Fact is, I already knew Sherry came from a wealthy family; raised in
California
, the father a successful plastic surgeon; mother a homemaker.
 
But I wanted to get the story from him.
 

“You mentioned that Sherry always went her own way,” I began.
 
“Why did she leave the West Coast in the first place?”

Phillip’s face turned dark.
 
“She’s headstrong, that’s why.
 
I thought we had agreed that she would go to med school.
 
Her grades were excellent.
 
She had her pick of any of them: Stanford, UCLA, anywhere, even Harvard, if she insisted on going to the East Coast.
 
I had contacts at all of them.
 
But, no, she decided against them all.
 
She wanted to go someplace where I had no contacts, where she could get in on her own merits.
 
Vandenberg, she tells me, at the last minute!”

“Vandenberg
is
world-renowned,” I said.

“She did it to spite me…,” he said, sitting back down.
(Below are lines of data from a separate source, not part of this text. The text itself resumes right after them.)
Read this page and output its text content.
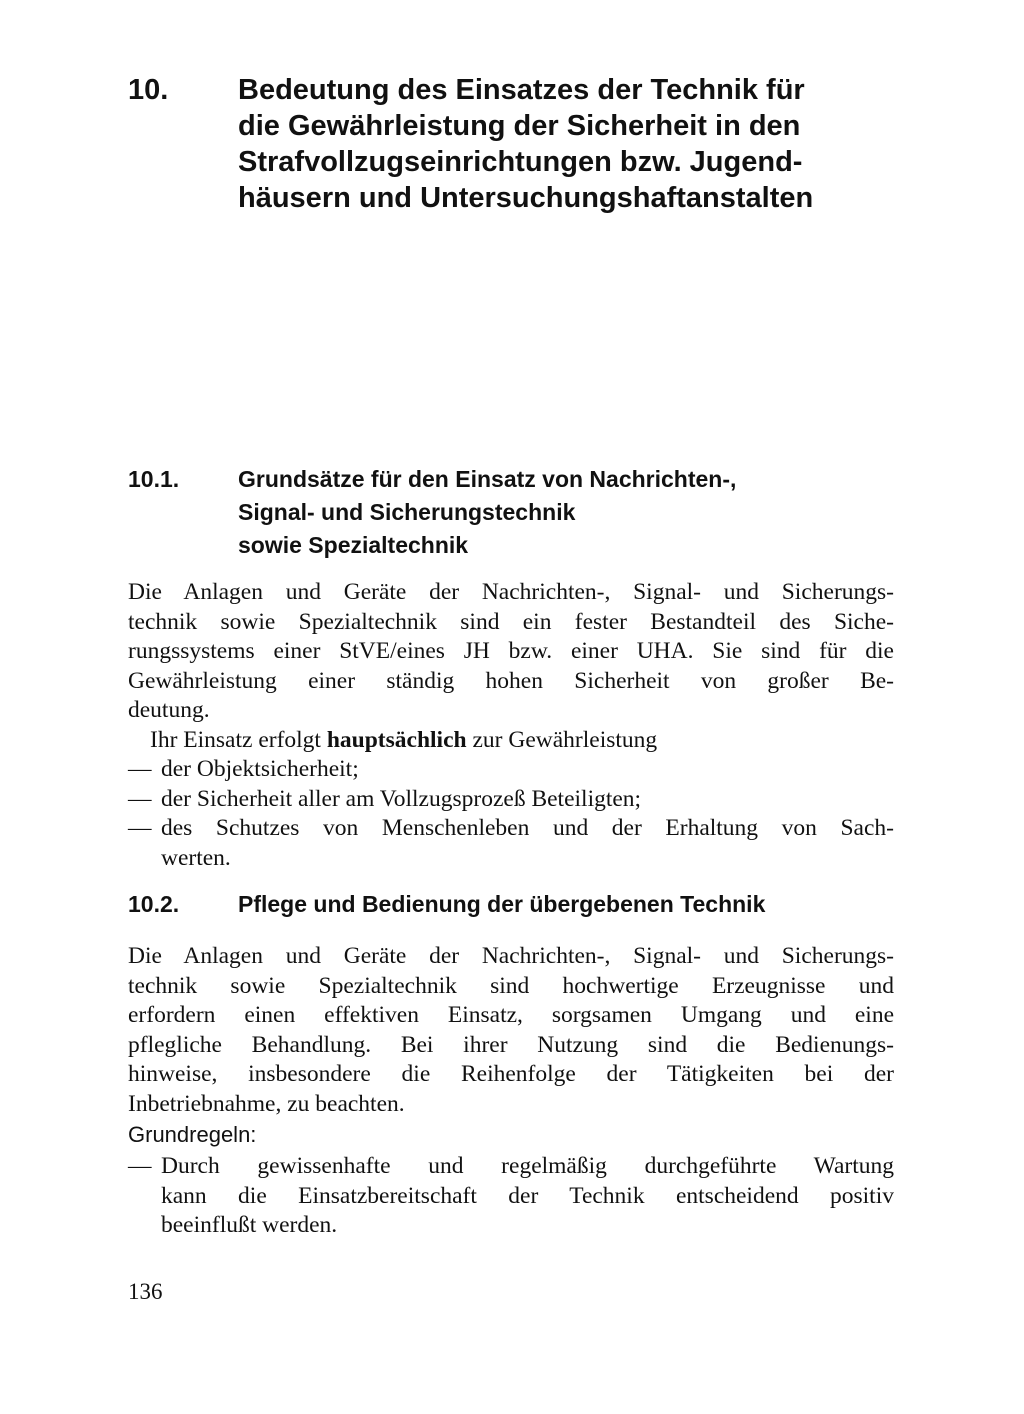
10. Bedeutung des Einsatzes der Technik für
die Gewährleistung der Sicherheit in den
Strafvollzugseinrichtungen bzw. Jugend-
häusern und Untersuchungshaftanstalten
10.1.	Grundsätze für den Einsatz von Nachrichten-,
Signal- und Sicherungstechnik
sowie Spezialtechnik
Die Anlagen und Geräte der Nachrichten-, Signal- und Sicherungs-
technik sowie Spezialtechnik sind ein fester Bestandteil des Siche-
rungssystems einer StVE/eines JH bzw. einer UHA. Sie sind für die
Gewährleistung einer ständig hohen Sicherheit von großer Be-
deutung.
Ihr Einsatz erfolgt hauptsächlich zur Gewährleistung
— der Objektsicherheit;
— der Sicherheit aller am Vollzugsprozeß Beteiligten;
— des Schutzes von Menschenleben und der Erhaltung von Sach-
werten.
10.2.	Pflege und Bedienung der übergebenen Technik
Die Anlagen und Geräte der Nachrichten-, Signal- und Sicherungs-
technik sowie Spezialtechnik sind hochwertige Erzeugnisse und
erfordern einen effektiven Einsatz, sorgsamen Umgang und eine
pflegliche Behandlung. Bei ihrer Nutzung sind die Bedienungs-
hinweise, insbesondere die Reihenfolge der Tätigkeiten bei der
Inbetriebnahme, zu beachten.
Grundregeln:
— Durch gewissenhafte und regelmäßig durchgeführte Wartung
kann die Einsatzbereitschaft der Technik entscheidend positiv
beeinflußt werden.
136
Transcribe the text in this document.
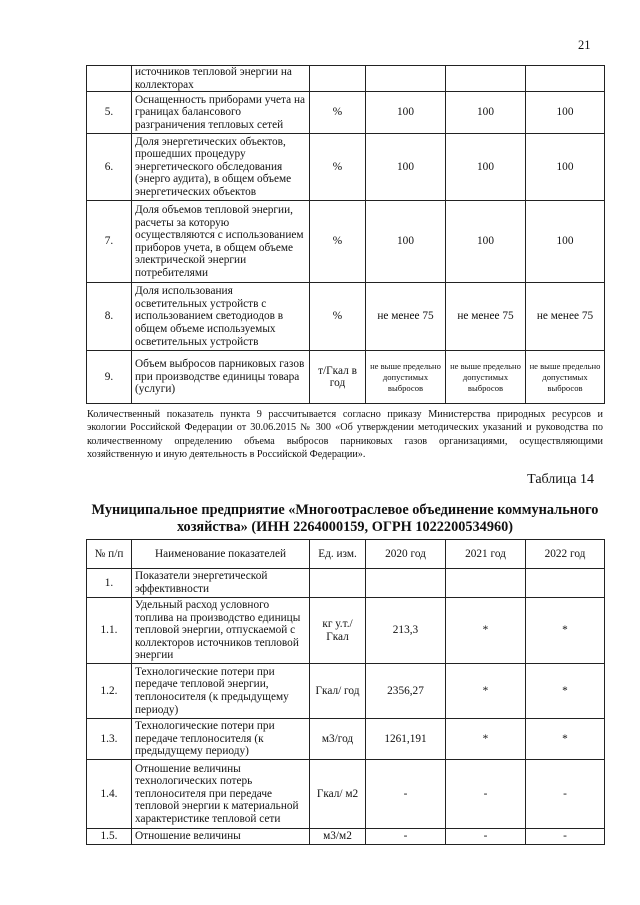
21
	источников тепловой энергии на коллекторах				
5.	Оснащенность приборами учета на границах балансового разграничения тепловых сетей	%	100	100	100
6.	Доля энергетических объектов, прошедших процедуру энергетического обследования (энерго аудита), в общем объеме энергетических объектов	%	100	100	100
7.	Доля объемов тепловой энергии, расчеты за которую осуществляются с использованием приборов учета, в общем объеме электрической энергии потребителями	%	100	100	100
8.	Доля использования осветительных устройств с использованием светодиодов в общем объеме используемых осветительных устройств	%	не менее 75	не менее 75	не менее 75
9.	Объем выбросов парниковых газов при производстве единицы товара (услуги)	т/Гкал в год	не выше предельно допустимых выбросов	не выше предельно допустимых выбросов	не выше предельно допустимых выбросов
Количественный показатель пункта 9 рассчитывается согласно приказу Министерства природных ресурсов и экологии Российской Федерации от 30.06.2015 № 300 «Об утверждении методических указаний и руководства по количественному определению объема выбросов парниковых газов организациями, осуществляющими хозяйственную и иную деятельность в Российской Федерации».
Таблица 14
Муниципальное предприятие «Многоотраслевое объединение коммунального хозяйства» (ИНН 2264000159, ОГРН 1022200534960)
№ п/п	Наименование показателей	Ед. изм.	2020 год	2021 год	2022 год
1.	Показатели энергетической эффективности				
1.1.	Удельный расход условного топлива на производство единицы тепловой энергии, отпускаемой с коллекторов источников тепловой энергии	кг у.т./ Гкал	213,3	*	*
1.2.	Технологические потери при передаче тепловой энергии, теплоносителя (к предыдущему периоду)	Гкал/ год	2356,27	*	*
1.3.	Технологические потери при передаче теплоносителя (к предыдущему периоду)	м3/год	1261,191	*	*
1.4.	Отношение величины технологических потерь теплоносителя при передаче тепловой энергии к материальной характеристике тепловой сети	Гкал/ м2	-	-	-
1.5.	Отношение величины	м3/м2	-	-	-
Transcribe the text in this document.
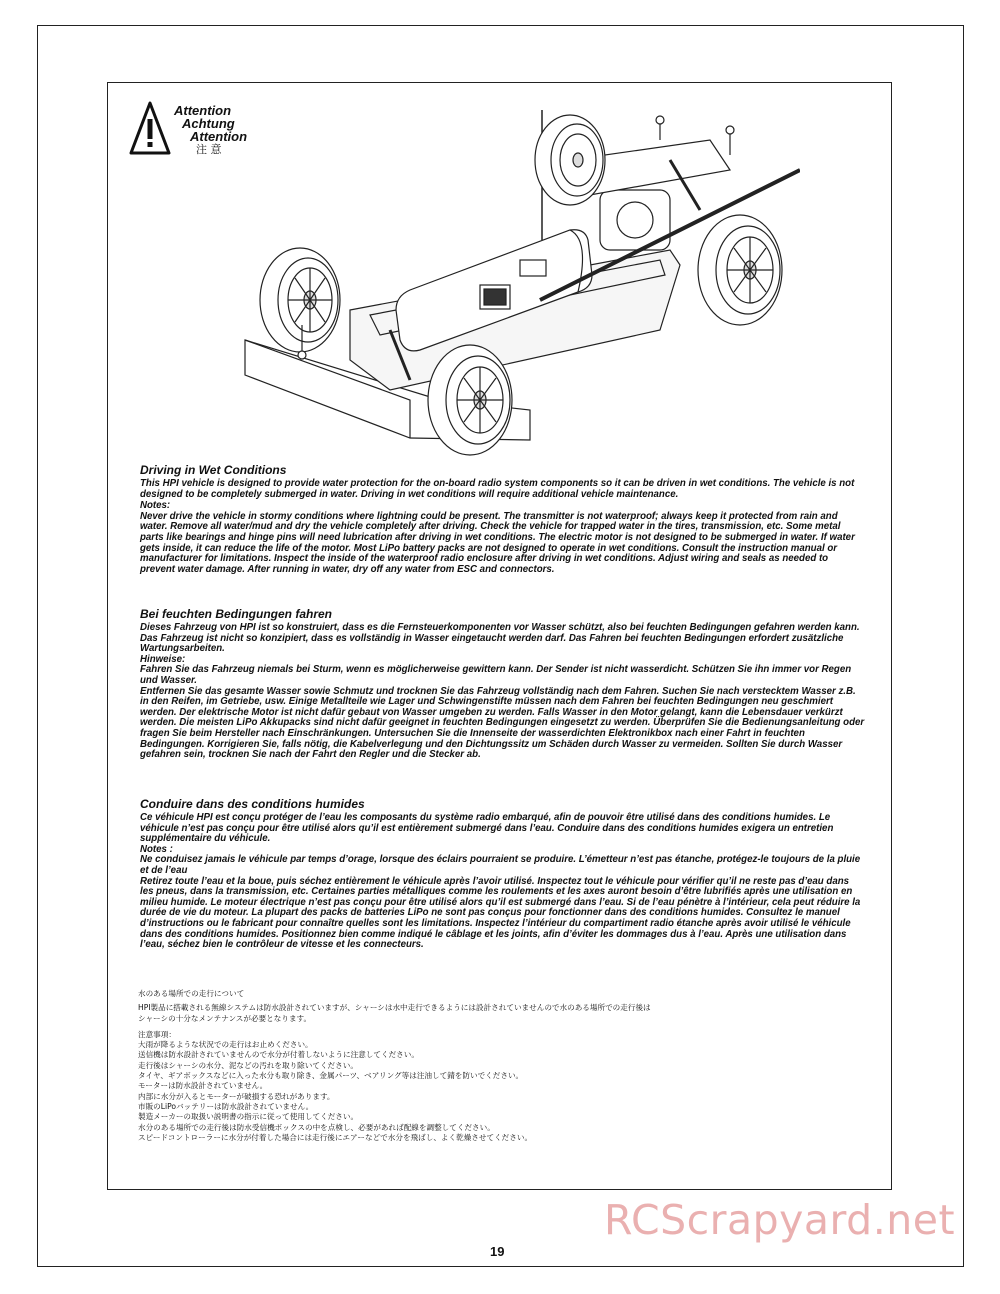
Attention
Achtung
Attention
注 意
Driving in Wet Conditions

This HPI vehicle is designed to provide water protection for the on-board radio system components so it can be driven in wet conditions. The vehicle is not designed to be completely submerged in water. Driving in wet conditions will require additional vehicle maintenance.

Notes:

Never drive the vehicle in stormy conditions where lightning could be present. The transmitter is not waterproof; always keep it protected from rain and water. Remove all water/mud and dry the vehicle completely after driving. Check the vehicle for trapped water in the tires, transmission, etc. Some metal parts like bearings and hinge pins will need lubrication after driving in wet conditions. The electric motor is not designed to be submerged in water. If water gets inside, it can reduce the life of the motor. Most LiPo battery packs are not designed to operate in wet conditions. Consult the instruction manual or manufacturer for limitations. Inspect the inside of the waterproof radio enclosure after driving in wet conditions. Adjust wiring and seals as needed to prevent water damage. After running in water, dry off any water from ESC and connectors.

Bei feuchten Bedingungen fahren

Dieses Fahrzeug von HPI ist so konstruiert, dass es die Fernsteuerkomponenten vor Wasser schützt, also bei feuchten Bedingungen gefahren werden kann. Das Fahrzeug ist nicht so konzipiert, dass es vollständig in Wasser eingetaucht werden darf. Das Fahren bei feuchten Bedingungen erfordert zusätzliche Wartungsarbeiten.

Hinweise:

Fahren Sie das Fahrzeug niemals bei Sturm, wenn es möglicherweise gewittern kann. Der Sender ist nicht wasserdicht. Schützen Sie ihn immer vor Regen und Wasser.

Entfernen Sie das gesamte Wasser sowie Schmutz und trocknen Sie das Fahrzeug vollständig nach dem Fahren. Suchen Sie nach verstecktem Wasser z.B. in den Reifen, im Getriebe, usw. Einige Metallteile wie Lager und Schwingenstifte müssen nach dem Fahren bei feuchten Bedingungen neu geschmiert werden. Der elektrische Motor ist nicht dafür gebaut von Wasser umgeben zu werden. Falls Wasser in den Motor gelangt, kann die Lebensdauer verkürzt werden. Die meisten LiPo Akkupacks sind nicht dafür geeignet in feuchten Bedingungen eingesetzt zu werden. Überprüfen Sie die Bedienungsanleitung oder fragen Sie beim Hersteller nach Einschränkungen. Untersuchen Sie die Innenseite der wasserdichten Elektronikbox nach einer Fahrt in feuchten Bedingungen. Korrigieren Sie, falls nötig, die Kabelverlegung und den Dichtungssitz um Schäden durch Wasser zu vermeiden. Sollten Sie durch Wasser gefahren sein, trocknen Sie nach der Fahrt den Regler und die Stecker ab.

Conduire dans des conditions humides

Ce véhicule HPI est conçu protéger de l’eau les composants du système radio embarqué, afin de pouvoir être utilisé dans des conditions humides. Le véhicule n’est pas conçu pour être utilisé alors qu’il est entièrement submergé dans l’eau. Conduire dans des conditions humides exigera un entretien supplémentaire du véhicule.

Notes :

Ne conduisez jamais le véhicule par temps d’orage, lorsque des éclairs pourraient se produire. L’émetteur n’est pas étanche, protégez-le toujours de la pluie et de l’eau

Retirez toute l’eau et la boue, puis séchez entièrement le véhicule après l’avoir utilisé. Inspectez tout le véhicule pour vérifier qu’il ne reste pas d’eau dans les pneus, dans la transmission, etc. Certaines parties métalliques comme les roulements et les axes auront besoin d’être lubrifiés après une utilisation en milieu humide. Le moteur électrique n’est pas conçu pour être utilisé alors qu’il est submergé dans l’eau. Si de l’eau pénètre à l’intérieur, cela peut réduire la durée de vie du moteur. La plupart des packs de batteries LiPo ne sont pas conçus pour fonctionner dans des conditions humides. Consultez le manuel d’instructions ou le fabricant pour connaître quelles sont les limitations. Inspectez l’intérieur du compartiment radio étanche après avoir utilisé le véhicule dans des conditions humides. Positionnez bien comme indiqué le câblage et les joints, afin d’éviter les dommages dus à l’eau. Après une utilisation dans l’eau, séchez bien le contrôleur de vitesse et les connecteurs.

水のある場所での走行について

HPI製品に搭載される無線システムは防水設計されていますが、シャーシは水中走行できるようには設計されていませんので水のある場所での走行後は

シャーシの十分なメンテナンスが必要となります。

注意事項：

大雨が降るような状況での走行はお止めください。

送信機は防水設計されていませんので水分が付着しないように注意してください。

走行後はシャーシの水分、泥などの汚れを取り除いてください。

タイヤ、ギアボックスなどに入った水分も取り除き、金属パーツ、ベアリング等は注油して錆を防いでください。

モーターは防水設計されていません。

内部に水分が入るとモーターが破損する恐れがあります。

市販のLiPoバッテリーは防水設計されていません。

製造メーカーの取扱い説明書の指示に従って使用してください。

水分のある場所での走行後は防水受信機ボックスの中を点検し、必要があれば配線を調整してください。

スピードコントローラーに水分が付着した場合には走行後にエアーなどで水分を飛ばし、よく乾燥させてください。

RCScrapyard.net
19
“You’re being hard on her again, Phillip,” I heard from across the room.
 

“Don’t be silly,” he said, glaring, and Rhonda turned away.
 

“I see,” I said.
 
There was obviously some bad blood there.
 
Sherry left home some five years ago, and never went back.
 
Rarely talks to her parents.
  
Hints of disagreements between Sherry and her father; maybe expecting a lot but never giving her the praise she may have craved.
 
So she gets a fellowship to the Vandenberg Institute – thinks that will please him.
 
But he wants her to do it his way.
  
They lock horns.
 
She leaves.
 
“But, still,” I said, “you must have been very proud of her when she discovered that blockbuster drug, Somnolux.”

“Of course we are,” Rhonda said from across the room.
  
Not a peep from her husband.

I think I get the picture.
 
Rejected daughter goes on to prove herself, but the father will never be satisfied, and the mother is too timid to get in the middle between them.
 
It explains her high level of ambition: always trying, at least in principle, to please a father who can’t be pleased. A recipe for success but not happiness. Unfortunately, it explains Sherry’s psyche but not who or why she was attacked.